Sutras de Patanjalim, Sadhana Pada, o segundo capítulo sobre a prática

Embora muitas vezes Svadhyaya seja traduzido como o estudo do “self”, a tradução correta é o estudo das escrituras e o pensamento em cima das mesmas. No livro, “Light on Yoga”, BKS Iyengar diz:

[…] Este estudo das escrituras sagradas do mundo permitirá ao Sadhaka que se concentre sobre e solucione os problemas difíceis da vida quando estes surgirem. Colocará um ponto final à ignorância e trará conhecimento. A ignorância não tem um começo, mas tem um fim. Há um começo, mas não há um fim para o conhecimento. Através de Svadhyaya, o Sadhaka entende a natureza da sua alma e ganha comunhão com o divino.

Light on Yoga, BKS Iyengar, pg 39.

O texto abaixo são algumas anotações da aula do professor Bruno Garrote, no curso de Formação de Professores em Iyengar Yoga em São Paulo.

Tema: Sutras de Patanjalim, Sadhana Pada, o segundo capítulo sobre a prática.

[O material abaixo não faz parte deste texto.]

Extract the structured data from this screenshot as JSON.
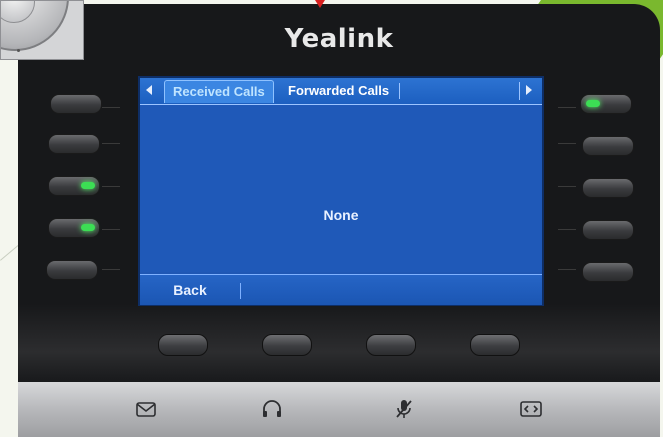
{
  "device": {
    "brand": "Yealink"
  },
  "screen": {
    "tabs": [
      {
        "label": "Received Calls",
        "active": true
      },
      {
        "label": "Forwarded Calls",
        "active": false
      }
    ],
    "empty_message": "None",
    "softkeys": [
      "Back"
    ]
  },
  "line_keys": {
    "left_leds": [
      false,
      false,
      true,
      true,
      false
    ],
    "right_leds": [
      true,
      false,
      false,
      false,
      false
    ]
  },
  "function_keys": [
    {
      "icon": "message-icon"
    },
    {
      "icon": "headset-icon"
    },
    {
      "icon": "mute-icon"
    },
    {
      "icon": "transfer-icon"
    }
  ],
  "colors": {
    "screen_blue": "#1f57b4",
    "led_green": "#3cde54"
  }
}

Definições a serem observadas:

  • Buddhi como sendo intelecto, discernimento, capacidade de raciocínio, reflexo ou instrumento de Purusha.
  • Karma como sendo ação, atividade, (lembrando que pensar também é fazer). Karma não é simplesmente causa e efeito.
  • Prakriti como sendo objetivo, dinâmico, inconsciente, percebido e matéria. Sutra 2.18 : O percebido é Prakriti, que se movimenta a partir da luz, do dinamismo ou da estaticidade. (os três gunas, ou qualidades de Prakriti, respectivamente: sattva, rajas e tamas)
  • Purusha como sendo subjetivo, estático, consciente, percipiente, consciência. Lembrando que Ishwara é um tipo especial de Purusha (Viveka Purusha).
  • Samsakara como sendo potência, latente para uma ação, é o resultado não percebido de um karma.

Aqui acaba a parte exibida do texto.